Mesmo após ter sua tradução de “A Odisseia” elogiada por Christopher Nolan durante a divulgação do filme, a classicista Emily Wilson não poupou críticas à adaptação do diretor. Em um ensaio publicado na London Review of Books e em entrevista ao Sunday Times, a professora classificou o longa como superficial, criticou a construção dos personagens e chegou a afirmar que teria “vergonha” de assinar o roteiro.
Wilson, que traduziu o clássico de Homero para o inglês em 2017, contou que esperava ver Nolan explorar com mais profundidade os temas centrais do poema. “Eu esperava que a afinidade de Nolan com esses temas homéricos o levasse a novos patamares criativos e permitisse criar personagens mais convincentes. Mas ‘A Odisseia’ apresenta a combinação habitual de grandiosidade e superficialidade… A visão do filme é confusa demais e seus personagens são pouco desenvolvidos para entregar o que promete em termos de grandes ideias — embora seja muito bom em mostrar grandes explosões e gigantes”, escreveu.
Na avaliação da pesquisadora, a adaptação deixa de lado justamente os aspectos que fizeram da obra original um dos maiores épicos da literatura. “‘A Odisseia’ de Nolan carece de muitos dos elementos que tornam o poema grandioso. Não tem nada de convincente a dizer sobre tempo, memória, história, guerra ou sobre a relação entre o retorno glorioso de um guerreiro e a vida de sua família, adversários, companheiros, amigos e vizinhos. Falta profundidade psicológica, emocional, política e ética. Sua estrutura narrativa é um artifício. O roteiro é péssimo. Nenhum dos personagens tem motivações convincentes para suas ações ou falas. Não há cenas de sexo, e toda a comida parece horrível”, disparou.
Wilson também lembrou que Nolan chegou a destacar a frase de abertura de sua tradução — “Fale-me sobre um homem complicado” — durante a campanha do filme. Ainda assim, não escondeu sua insatisfação com o resultado final. “Eu teria vergonha de ter escrito qualquer parte deste roteiro”, afirmou.
Em conversa com o Sunday Times, a professora voltou a criticar a produção, desta vez sob o ponto de vista emocional. “Não funcionou emocionalmente para mim de forma alguma. E acho que isso se deve, em parte, ao fato de que, ao contrário de Homero, ele não é muito bem escrito”, declarou.

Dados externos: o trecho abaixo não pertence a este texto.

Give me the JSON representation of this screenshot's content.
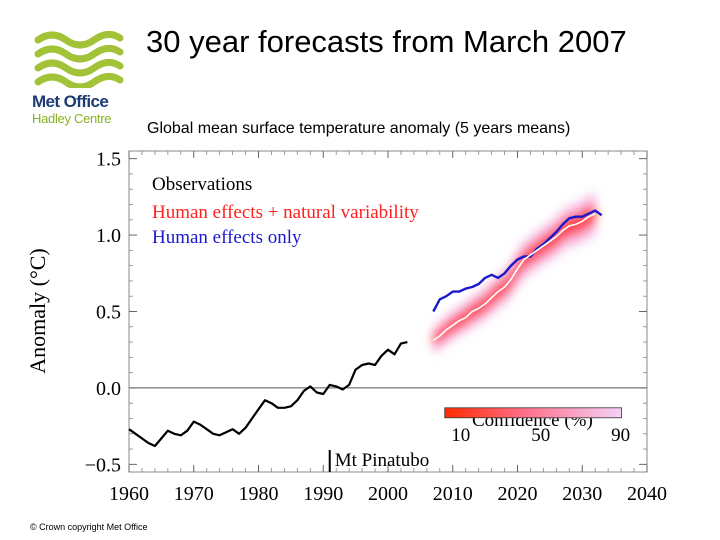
{
  "header": {
    "title": "30 year forecasts from March 2007",
    "logo_name": "Met Office",
    "logo_sub": "Hadley Centre"
  },
  "footer": {
    "copyright": "© Crown copyright   Met Office"
  },
  "chart_data": {
    "type": "line",
    "title": "Global mean surface temperature anomaly (5 years means)",
    "xlabel": "",
    "ylabel": "Anomaly (°C)",
    "xlim": [
      1960,
      2040
    ],
    "ylim": [
      -0.55,
      1.55
    ],
    "xticks": [
      1960,
      1970,
      1980,
      1990,
      2000,
      2010,
      2020,
      2030,
      2040
    ],
    "yticks": [
      1.5,
      1.0,
      0.5,
      0.0,
      -0.5
    ],
    "ytick_labels": [
      "1.5",
      "1.0",
      "0.5",
      "0.0",
      "−0.5"
    ],
    "zero_line": 0.0,
    "legend": [
      {
        "label": "Observations",
        "color": "#000000"
      },
      {
        "label": "Human effects + natural variability",
        "color": "#ff2020"
      },
      {
        "label": "Human effects only",
        "color": "#1a1acc"
      }
    ],
    "annotations": [
      {
        "text": "Mt Pinatubo",
        "x": 1991,
        "y": -0.55
      }
    ],
    "confidence_bar": {
      "title": "Confidence (%)",
      "ticks": [
        10,
        50,
        90
      ],
      "x_range": [
        2010,
        2035
      ],
      "y": -0.13
    },
    "series": [
      {
        "name": "Observations",
        "color": "#000000",
        "x": [
          1960,
          1961,
          1962,
          1963,
          1964,
          1965,
          1966,
          1967,
          1968,
          1969,
          1970,
          1971,
          1972,
          1973,
          1974,
          1975,
          1976,
          1977,
          1978,
          1979,
          1980,
          1981,
          1982,
          1983,
          1984,
          1985,
          1986,
          1987,
          1988,
          1989,
          1990,
          1991,
          1992,
          1993,
          1994,
          1995,
          1996,
          1997,
          1998,
          1999,
          2000,
          2001,
          2002,
          2003
        ],
        "values": [
          -0.27,
          -0.3,
          -0.33,
          -0.36,
          -0.38,
          -0.33,
          -0.28,
          -0.3,
          -0.31,
          -0.28,
          -0.22,
          -0.24,
          -0.27,
          -0.3,
          -0.31,
          -0.29,
          -0.27,
          -0.3,
          -0.26,
          -0.2,
          -0.14,
          -0.08,
          -0.1,
          -0.13,
          -0.13,
          -0.12,
          -0.08,
          -0.02,
          0.01,
          -0.03,
          -0.04,
          0.02,
          0.01,
          -0.01,
          0.02,
          0.12,
          0.15,
          0.16,
          0.15,
          0.21,
          0.25,
          0.22,
          0.29,
          0.3
        ]
      },
      {
        "name": "Human effects + natural variability",
        "color": "#ff2020",
        "center_color": "#ffffff",
        "x": [
          2007,
          2008,
          2009,
          2010,
          2011,
          2012,
          2013,
          2014,
          2015,
          2016,
          2017,
          2018,
          2019,
          2020,
          2021,
          2022,
          2023,
          2024,
          2025,
          2026,
          2027,
          2028,
          2029,
          2030,
          2031,
          2032
        ],
        "values": [
          0.31,
          0.34,
          0.38,
          0.41,
          0.44,
          0.46,
          0.5,
          0.52,
          0.55,
          0.59,
          0.63,
          0.66,
          0.71,
          0.78,
          0.84,
          0.87,
          0.9,
          0.93,
          0.96,
          0.99,
          1.03,
          1.06,
          1.07,
          1.09,
          1.12,
          1.14
        ]
      },
      {
        "name": "Human effects only",
        "color": "#1a1acc",
        "x": [
          2007,
          2008,
          2009,
          2010,
          2011,
          2012,
          2013,
          2014,
          2015,
          2016,
          2017,
          2018,
          2019,
          2020,
          2021,
          2022,
          2023,
          2024,
          2025,
          2026,
          2027,
          2028,
          2029,
          2030,
          2031,
          2032,
          2033
        ],
        "values": [
          0.5,
          0.58,
          0.6,
          0.63,
          0.63,
          0.65,
          0.66,
          0.68,
          0.72,
          0.74,
          0.72,
          0.75,
          0.8,
          0.84,
          0.86,
          0.86,
          0.91,
          0.94,
          0.98,
          1.02,
          1.07,
          1.11,
          1.12,
          1.12,
          1.14,
          1.16,
          1.13
        ]
      }
    ]
  }
}
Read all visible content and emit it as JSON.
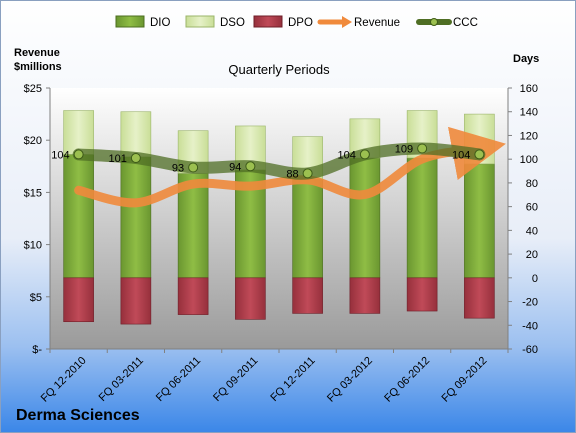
{
  "chart_data": {
    "type": "bar",
    "title": "Quarterly Periods",
    "company": "Derma Sciences",
    "left_axis_label": [
      "Revenue",
      "$millions"
    ],
    "right_axis_label": "Days",
    "categories": [
      "FQ 12-2010",
      "FQ 03-2011",
      "FQ 06-2011",
      "FQ 09-2011",
      "FQ 12-2011",
      "FQ 03-2012",
      "FQ 06-2012",
      "FQ 09-2012"
    ],
    "left_axis": {
      "min": 0,
      "max": 25,
      "step": 5,
      "tick_labels": [
        "$-",
        "$5",
        "$10",
        "$15",
        "$20",
        "$25"
      ]
    },
    "right_axis": {
      "min": -60,
      "max": 160,
      "step": 20,
      "tick_labels": [
        "-60",
        "-40",
        "-20",
        "0",
        "20",
        "40",
        "60",
        "80",
        "100",
        "120",
        "140",
        "160"
      ]
    },
    "legend": [
      "DIO",
      "DSO",
      "DPO",
      "Revenue",
      "CCC"
    ],
    "series": [
      {
        "name": "DIO",
        "axis": "right",
        "type": "stacked-bar",
        "color": "#7ea83a",
        "values": [
          104,
          102,
          88,
          91,
          83,
          101,
          101,
          96
        ]
      },
      {
        "name": "DSO",
        "axis": "right",
        "type": "stacked-bar",
        "color": "#d8e8b0",
        "values": [
          37,
          38,
          36,
          37,
          36,
          33,
          40,
          42
        ]
      },
      {
        "name": "DPO",
        "axis": "right",
        "type": "negative-bar",
        "color": "#b23a48",
        "values": [
          -37,
          -39,
          -31,
          -35,
          -30,
          -30,
          -28,
          -34
        ]
      },
      {
        "name": "Revenue",
        "axis": "left",
        "type": "line",
        "color": "#f08a3c",
        "values": [
          15.2,
          14.0,
          15.8,
          15.6,
          16.2,
          14.8,
          18.2,
          19.2
        ]
      },
      {
        "name": "CCC",
        "axis": "right",
        "type": "line",
        "color": "#5a7a2a",
        "values": [
          104,
          101,
          93,
          94,
          88,
          104,
          109,
          104
        ],
        "labels": [
          "104",
          "101",
          "93",
          "94",
          "88",
          "104",
          "109",
          "104"
        ]
      }
    ],
    "colors": {
      "background_top": "#ffffff",
      "background_bottom": "#3a86e8",
      "plot_top": "#ffffff",
      "plot_bottom": "#9a9a9a"
    }
  }
}
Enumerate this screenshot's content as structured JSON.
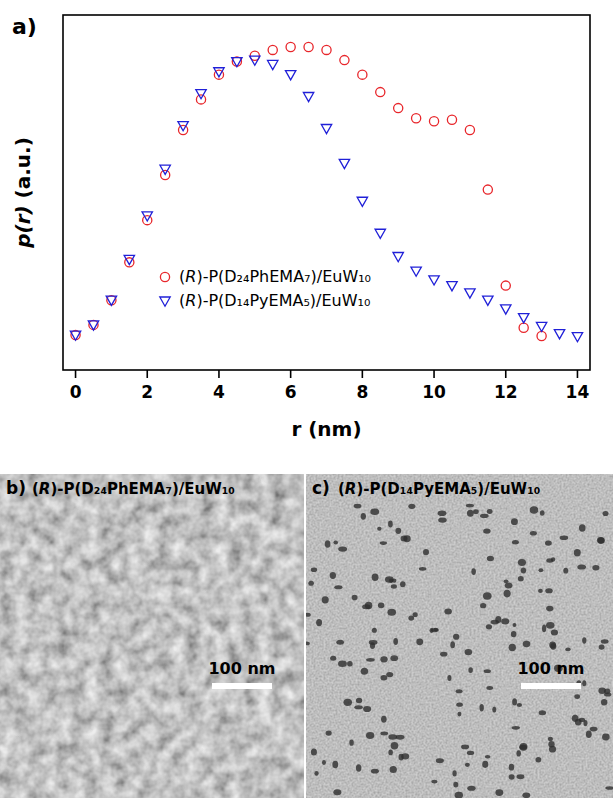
{
  "chart_data": {
    "type": "scatter",
    "title": "a)",
    "x_label": "r (nm)",
    "y_label": "p(r) (a.u.)",
    "x": [
      0,
      0.5,
      1,
      1.5,
      2,
      2.5,
      3,
      3.5,
      4,
      4.5,
      5,
      5.5,
      6,
      6.5,
      7,
      7.5,
      8,
      8.5,
      9,
      9.5,
      10,
      10.5,
      11,
      11.5,
      12,
      12.5,
      13,
      13.5,
      14
    ],
    "series": [
      {
        "name": "(R)-P(D₂₄PhEMA₇)/EuW₁₀",
        "color": "#e8262b",
        "marker": "circle",
        "values": [
          0.01,
          0.045,
          0.13,
          0.26,
          0.405,
          0.56,
          0.715,
          0.82,
          0.905,
          0.95,
          0.97,
          0.99,
          1.0,
          1.0,
          0.99,
          0.955,
          0.905,
          0.845,
          0.79,
          0.755,
          0.745,
          0.75,
          0.715,
          0.51,
          0.18,
          0.035,
          0.007,
          null,
          null
        ]
      },
      {
        "name": "(R)-P(D₁₄PyEMA₅)/EuW₁₀",
        "color": "#2020d8",
        "marker": "triangle-down",
        "values": [
          0.01,
          0.045,
          0.13,
          0.27,
          0.42,
          0.58,
          0.73,
          0.84,
          0.915,
          0.95,
          0.955,
          0.94,
          0.905,
          0.83,
          0.72,
          0.6,
          0.47,
          0.36,
          0.28,
          0.23,
          0.2,
          0.18,
          0.155,
          0.13,
          0.1,
          0.07,
          0.04,
          0.015,
          0.005
        ]
      }
    ],
    "xlim": [
      -0.35,
      14.35
    ],
    "ylim": [
      -0.11,
      1.11
    ],
    "xticks": [
      0,
      2,
      4,
      6,
      8,
      10,
      12,
      14
    ],
    "tick_labels": "x",
    "legend": "lower left"
  },
  "images": [
    {
      "label": "b)",
      "title": "(R)-P(D₂₄PhEMA₇)/EuW₁₀",
      "scale_bar": "100 nm"
    },
    {
      "label": "c)",
      "title": "(R)-P(D₁₄PyEMA₅)/EuW₁₀",
      "scale_bar": "100 nm"
    }
  ]
}
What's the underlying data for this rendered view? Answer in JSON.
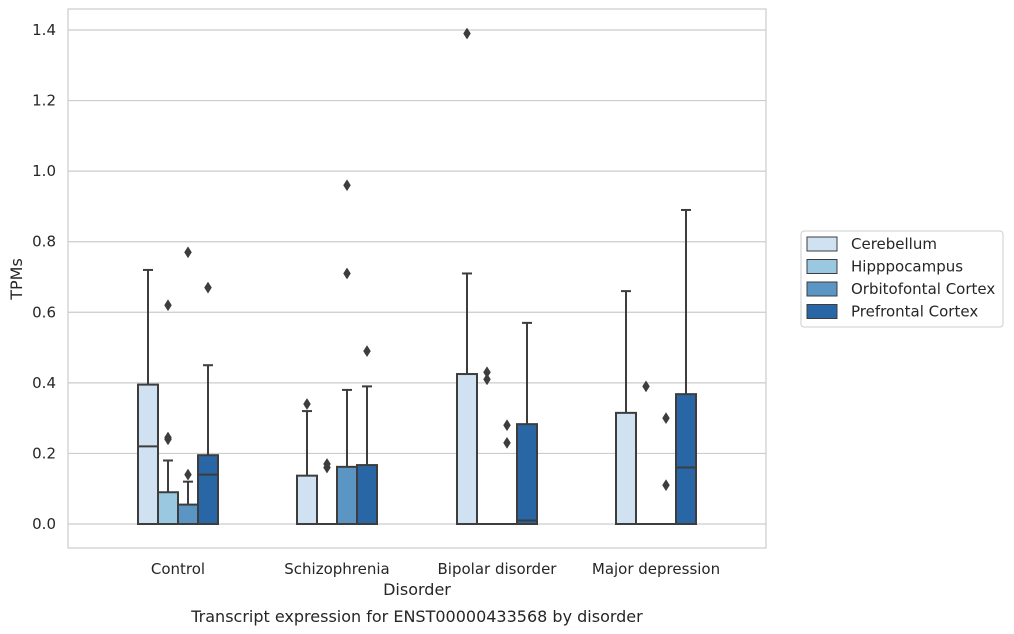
{
  "chart_data": {
    "type": "box",
    "title": "",
    "caption": "Transcript expression for ENST00000433568 by disorder",
    "xlabel": "Disorder",
    "ylabel": "TPMs",
    "ylim": [
      -0.065,
      1.46
    ],
    "yticks": [
      0.0,
      0.2,
      0.4,
      0.6,
      0.8,
      1.0,
      1.2,
      1.4
    ],
    "ytick_labels": [
      "0.0",
      "0.2",
      "0.4",
      "0.6",
      "0.8",
      "1.0",
      "1.2",
      "1.4"
    ],
    "grid": "horizontal",
    "legend_placement": "right",
    "categories": [
      "Control",
      "Schizophrenia",
      "Bipolar disorder",
      "Major depression"
    ],
    "series": [
      {
        "name": "Cerebellum",
        "color": "#d0e1f2",
        "boxes": [
          {
            "min": 0.0,
            "q1": 0.0,
            "median": 0.22,
            "q3": 0.395,
            "max": 0.72,
            "outliers": []
          },
          {
            "min": 0.0,
            "q1": 0.0,
            "median": 0.0,
            "q3": 0.137,
            "max": 0.32,
            "outliers": [
              0.34
            ]
          },
          {
            "min": 0.0,
            "q1": 0.0,
            "median": 0.0,
            "q3": 0.425,
            "max": 0.71,
            "outliers": [
              1.39
            ]
          },
          {
            "min": 0.0,
            "q1": 0.0,
            "median": 0.0,
            "q3": 0.315,
            "max": 0.66,
            "outliers": []
          }
        ]
      },
      {
        "name": "Hipppocampus",
        "color": "#9ac8e0",
        "boxes": [
          {
            "min": 0.0,
            "q1": 0.0,
            "median": 0.0,
            "q3": 0.09,
            "max": 0.18,
            "outliers": [
              0.24,
              0.245,
              0.62
            ]
          },
          {
            "min": 0.0,
            "q1": 0.0,
            "median": 0.0,
            "q3": 0.0,
            "max": 0.0,
            "outliers": [
              0.16,
              0.17
            ]
          },
          {
            "min": 0.0,
            "q1": 0.0,
            "median": 0.0,
            "q3": 0.0,
            "max": 0.0,
            "outliers": [
              0.41,
              0.43
            ]
          },
          {
            "min": 0.0,
            "q1": 0.0,
            "median": 0.0,
            "q3": 0.0,
            "max": 0.0,
            "outliers": [
              0.39
            ]
          }
        ]
      },
      {
        "name": "Orbitofontal Cortex",
        "color": "#5a95c3",
        "boxes": [
          {
            "min": 0.0,
            "q1": 0.0,
            "median": 0.0,
            "q3": 0.055,
            "max": 0.12,
            "outliers": [
              0.14,
              0.77
            ]
          },
          {
            "min": 0.0,
            "q1": 0.0,
            "median": 0.0,
            "q3": 0.162,
            "max": 0.38,
            "outliers": [
              0.71,
              0.96
            ]
          },
          {
            "min": 0.0,
            "q1": 0.0,
            "median": 0.0,
            "q3": 0.0,
            "max": 0.0,
            "outliers": [
              0.23,
              0.28
            ]
          },
          {
            "min": 0.0,
            "q1": 0.0,
            "median": 0.0,
            "q3": 0.0,
            "max": 0.0,
            "outliers": [
              0.11,
              0.3
            ]
          }
        ]
      },
      {
        "name": "Prefrontal Cortex",
        "color": "#2866a6",
        "boxes": [
          {
            "min": 0.0,
            "q1": 0.0,
            "median": 0.14,
            "q3": 0.195,
            "max": 0.45,
            "outliers": [
              0.67
            ]
          },
          {
            "min": 0.0,
            "q1": 0.0,
            "median": 0.0,
            "q3": 0.167,
            "max": 0.39,
            "outliers": [
              0.49
            ]
          },
          {
            "min": 0.0,
            "q1": 0.0,
            "median": 0.01,
            "q3": 0.283,
            "max": 0.57,
            "outliers": []
          },
          {
            "min": 0.0,
            "q1": 0.0,
            "median": 0.16,
            "q3": 0.368,
            "max": 0.89,
            "outliers": []
          }
        ]
      }
    ]
  }
}
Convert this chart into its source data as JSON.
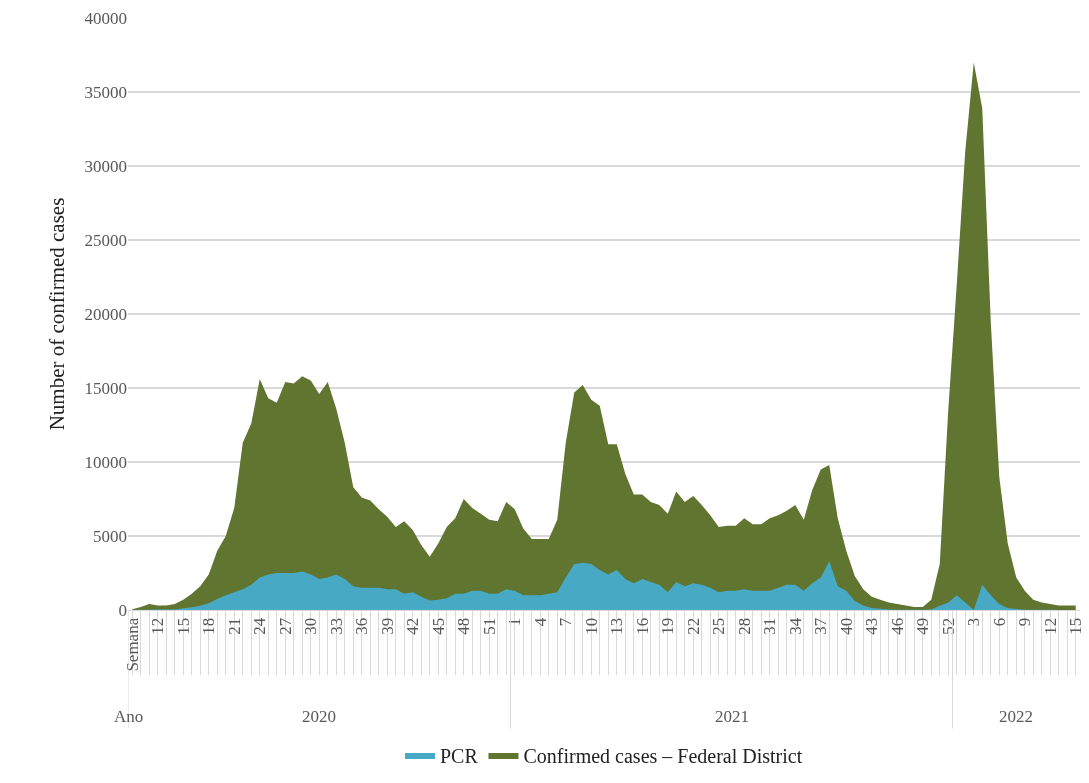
{
  "chart_data": {
    "type": "area",
    "ylabel": "Number of confirmed cases",
    "categories": [
      "Semana",
      null,
      null,
      "12",
      null,
      null,
      "15",
      null,
      null,
      "18",
      null,
      null,
      "21",
      null,
      null,
      "24",
      null,
      null,
      "27",
      null,
      null,
      "30",
      null,
      null,
      "33",
      null,
      null,
      "36",
      null,
      null,
      "39",
      null,
      null,
      "42",
      null,
      null,
      "45",
      null,
      null,
      "48",
      null,
      null,
      "51",
      null,
      null,
      "1",
      null,
      null,
      "4",
      null,
      null,
      "7",
      null,
      null,
      "10",
      null,
      null,
      "13",
      null,
      null,
      "16",
      null,
      null,
      "19",
      null,
      null,
      "22",
      null,
      null,
      "25",
      null,
      null,
      "28",
      null,
      null,
      "31",
      null,
      null,
      "34",
      null,
      null,
      "37",
      null,
      null,
      "40",
      null,
      null,
      "43",
      null,
      null,
      "46",
      null,
      null,
      "49",
      null,
      null,
      "52",
      null,
      null,
      "3",
      null,
      null,
      "6",
      null,
      null,
      "9",
      null,
      null,
      "12",
      null,
      null,
      "15"
    ],
    "series": [
      {
        "name": "Confirmed cases – Federal District",
        "color": "#5f7530",
        "values": [
          50,
          200,
          400,
          300,
          300,
          400,
          700,
          1100,
          1600,
          2400,
          4000,
          5000,
          6900,
          11300,
          12600,
          15600,
          14300,
          14000,
          15400,
          15300,
          15800,
          15500,
          14600,
          15400,
          13600,
          11300,
          8300,
          7600,
          7400,
          6800,
          6300,
          5600,
          6000,
          5400,
          4400,
          3600,
          4500,
          5600,
          6200,
          7500,
          6900,
          6500,
          6100,
          6000,
          7300,
          6800,
          5500,
          4800,
          4800,
          4800,
          6100,
          11300,
          14700,
          15200,
          14200,
          13800,
          11200,
          11200,
          9200,
          7800,
          7800,
          7300,
          7100,
          6500,
          8000,
          7300,
          7700,
          7100,
          6400,
          5600,
          5700,
          5700,
          6200,
          5800,
          5800,
          6200,
          6400,
          6700,
          7100,
          6100,
          8100,
          9500,
          9800,
          6200,
          4000,
          2300,
          1400,
          900,
          700,
          500,
          400,
          300,
          200,
          200,
          700,
          3100,
          13500,
          22000,
          31000,
          37000,
          33900,
          19500,
          9000,
          4500,
          2200,
          1300,
          700,
          500,
          400,
          300,
          300,
          300
        ]
      },
      {
        "name": "PCR",
        "color": "#48a9c5",
        "values": [
          0,
          10,
          20,
          30,
          30,
          40,
          110,
          180,
          290,
          450,
          740,
          1000,
          1200,
          1400,
          1700,
          2200,
          2400,
          2500,
          2500,
          2500,
          2600,
          2400,
          2100,
          2200,
          2400,
          2100,
          1600,
          1500,
          1500,
          1500,
          1400,
          1400,
          1100,
          1200,
          900,
          650,
          700,
          800,
          1100,
          1100,
          1300,
          1300,
          1100,
          1100,
          1400,
          1300,
          1000,
          1000,
          1000,
          1100,
          1200,
          2200,
          3100,
          3200,
          3100,
          2700,
          2400,
          2700,
          2100,
          1800,
          2100,
          1900,
          1700,
          1200,
          1900,
          1600,
          1800,
          1700,
          1500,
          1200,
          1300,
          1300,
          1400,
          1300,
          1300,
          1300,
          1500,
          1700,
          1700,
          1300,
          1800,
          2200,
          3300,
          1600,
          1300,
          600,
          300,
          130,
          90,
          40,
          20,
          20,
          20,
          20,
          40,
          290,
          500,
          1000,
          500,
          0,
          1700,
          1000,
          400,
          130,
          70,
          20,
          20,
          10,
          10,
          0,
          0,
          0
        ]
      }
    ],
    "ylim": [
      0,
      40000
    ],
    "yticks": [
      0,
      5000,
      10000,
      15000,
      20000,
      25000,
      30000,
      35000,
      40000
    ],
    "grid": "y",
    "legend": "bottom",
    "annotations": [
      "Ano",
      "2020",
      "2021",
      "2022"
    ]
  }
}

Ela ainda disse que não conseguiu se envolver com a jornada do protagonista. “Os personagens não têm o tipo de profundidade que os personagens homéricos possuem. Eu pensava: ‘Será que realmente me importo se esse cara vai conseguir voltar para a esposa?’. O filme não me dá nenhum motivo para isso”, reiterou.


Apesar das críticas, Wilson reconheceu que o lançamento de “A Odisseia” também trouxe efeitos positivos. Segundo ela, o longa está despertando o interesse do público tanto pelos cinemas quanto pela literatura clássica. “O lançamento de Odisseia ainda é um acontecimento a ser celebrado”, afirmou.
Ela destacou que as traduções do poema, incluindo a sua, estão registrando aumento nas vendas e acrescentou que a repercussão do filme pode até incentivar universidades a preservarem cursos de literatura, línguas e história. Ao fim, a classicista fez um curto elogio ao cineasta. “Nolan está fazendo o possível para que o público em geral volte a ler, e sou grata por isso”, disse.